Among them were several Iranians who claimed to have a reasonable fear of persecution should they be returned home, given their expressed conversions to Christianity. 

In May, a US congresswoman proposed that legislation should be amended to protect such religious refugees from deportation, naming her bill, the Artemis Act, after one of the Iranians who had been deported to Panama. 

In June, the issue returned to the headlines when another Iranian asylum-seeker was filmed having a panic attack as her husband and fellow Christian convert was taken away by the US’s immigration enforcement agency, ICE. 

In July, the couple’s pastor - another Iranian Christian who had arrived in the United States as a refugee some years ago - travelled to the White House to conduct a three-day hunger strike in protest against the detention of his church members. 

And in August, in an interview with the director of the advocacy organisation for which I work, the pastor called for “deep reforms” to the immigration system, saying that “most [Iranian Christian asylum-seekers in the US] tried many times to come through a legal way, like a refugee pathway, but there is no legal way for Iranians to become refugees in the United States.” 

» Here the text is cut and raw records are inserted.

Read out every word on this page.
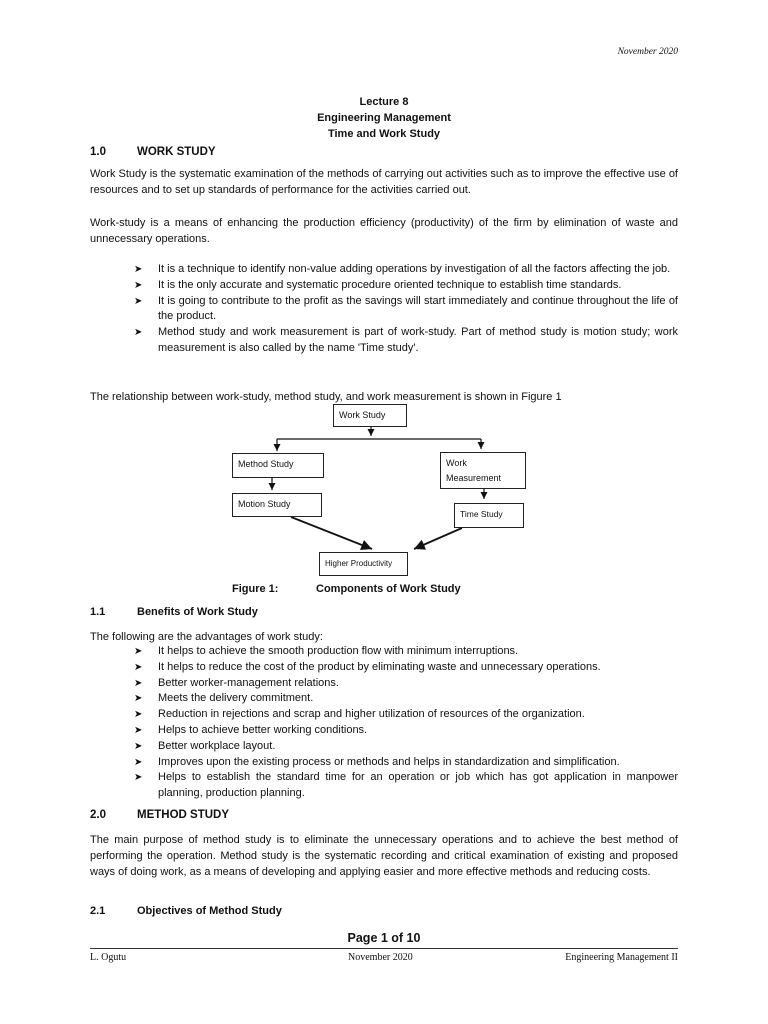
November 2020
Lecture 8
Engineering Management
Time and Work Study
1.0	WORK STUDY
Work Study is the systematic examination of the methods of carrying out activities such as to improve the effective use of resources and to set up standards of performance for the activities carried out.
Work-study is a means of enhancing the production efficiency (productivity) of the firm by elimination of waste and unnecessary operations.
➤ It is a technique to identify non-value adding operations by investigation of all the factors affecting the job.
➤ It is the only accurate and systematic procedure oriented technique to establish time standards.
➤ It is going to contribute to the profit as the savings will start immediately and continue throughout the life of the product.
➤ Method study and work measurement is part of work-study. Part of method study is motion study; work measurement is also called by the name 'Time study'.
The relationship between work-study, method study, and work measurement is shown in Figure 1
Work Study
Method Study	Work
Measurement
Motion Study
Time Study
Higher Productivity
Figure 1:	Components of Work Study
1.1	Benefits of Work Study
The following are the advantages of work study:
➤ It helps to achieve the smooth production flow with minimum interruptions.
➤ It helps to reduce the cost of the product by eliminating waste and unnecessary operations.
➤ Better worker-management relations.
➤ Meets the delivery commitment.
➤ Reduction in rejections and scrap and higher utilization of resources of the organization.
➤ Helps to achieve better working conditions.
➤ Better workplace layout.
➤ Improves upon the existing process or methods and helps in standardization and simplification.
➤ Helps to establish the standard time for an operation or job which has got application in manpower planning, production planning.
2.0	METHOD STUDY
The main purpose of method study is to eliminate the unnecessary operations and to achieve the best method of performing the operation. Method study is the systematic recording and critical examination of existing and proposed ways of doing work, as a means of developing and applying easier and more effective methods and reducing costs.
2.1	Objectives of Method Study
Page 1 of 10
L. Ogutu	November 2020	Engineering Management II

“If you were in the UK, and you had nothing to feed your children or grandchildren, what would you do?” 

A legal pathway for religious refugees is also something that has been called for in the UK, including by the frontrunner to be the next leader of the Church of England - another Iranian former refugee, Bishop Guli Francis-Dehqani.  

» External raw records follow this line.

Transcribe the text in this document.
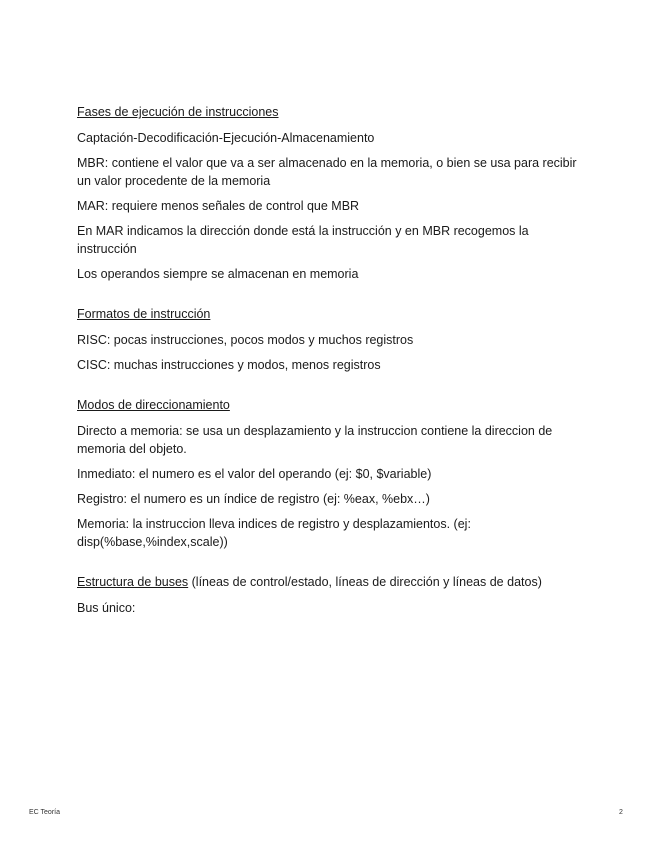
Fases de ejecución de instrucciones

Captación-Decodificación-Ejecución-Almacenamiento

MBR: contiene el valor que va a ser almacenado en la memoria, o bien se usa para recibir un valor procedente de la memoria

MAR: requiere menos señales de control que MBR

En MAR indicamos la dirección donde está la instrucción y en MBR recogemos la instrucción

Los operandos siempre se almacenan en memoria

Formatos de instrucción

RISC: pocas instrucciones, pocos modos y muchos registros

CISC: muchas instrucciones y modos, menos registros

Modos de direccionamiento

Directo a memoria: se usa un desplazamiento y la instruccion contiene la direccion de memoria del objeto.

Inmediato: el numero es el valor del operando (ej: $0, $variable)

Registro: el numero es un índice de registro (ej: %eax, %ebx…)

Memoria: la instruccion lleva indices de registro y desplazamientos. (ej: disp(%base,%index,scale))

Estructura de buses (líneas de control/estado, líneas de dirección y líneas de datos)

Bus único:

EC Teoría	2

So the need to reform the asylum system here and elsewhere is something that would appear to be agreed upon by all sides in the debate. 

Reporting on the plight of refugees was not something that was considered part of my remit when I first joined Article18 midway through Trump’s first term in office. Back then, our focus was only on documenting the persecution Christians were (and still are) enduring in their homeland.  

But as the years have passed and the numbers of Iranian Christians seeking asylum have grown while the opportunities for them to be resettled have drastically shrunk, the issue has become an increasing and ultimately un-ignorable concern. 

In the last two years alone, my organisation has released reports on the plight of Iranian Christian refugees in Turkey, Georgia and, closer to home, Sweden, while concerns have also been raised about Iranian Christian refugees in several other countries, including Armenia, Iraq and Indonesia. 

In each of these countries, as in Blighty, the common denominator appears to be simply that these refugees - however worthy their claims may be - are unwanted and untrusted by their hosts. 

During my research, I came across a refugee support group in Colchester, Refugee, Asylum Seeker & Migrant Action (RAMA), whose director, Maria Wilby, I had the privilege of interviewing, and whose perspective has stayed with me. 

Ms Wilby picked me up on a comment I had made, when I suggested that “one could understand why people may feel less sympathy for economic migrants, but surely not refugees”. 

Her response was not dissimilar to the words of the second caller to 5 Live: 

“If you were in the UK, and you had nothing to feed your children or grandchildren, what would you do?” she asked. “You’d go to the next country and ask them to feed them. And that’s what it means to be an economic migrant. It’s not about, ‘Oh, I’ve got a nice car, but I want a nicer car.’ These are people who are literally starving, and feel so disadvantaged that they think the next generation will also be equally disadvantaged. And of course then you try and move. 

“And back in the day, it used to be that if you had a child in another country, they would basically be a native of that country. We’ve changed the rules to mean that migration and borders grow and grow. And actually, we’ve created this system – all of us have created this system by standing by and letting it happen – and it’s not right. If I believed in God, God certainly didn’t intend there to be borders. Nobody would. Why would you? It’s an unnatural concept. We are one world, and we should share it.” 

I’m not sure Nigel Farage would agree, but whatever one’s perspective on the need for border control, surely we should all be able to agree that those with genuine claims to have fled persecution should be afforded our help, or at the very least protected from refoulement.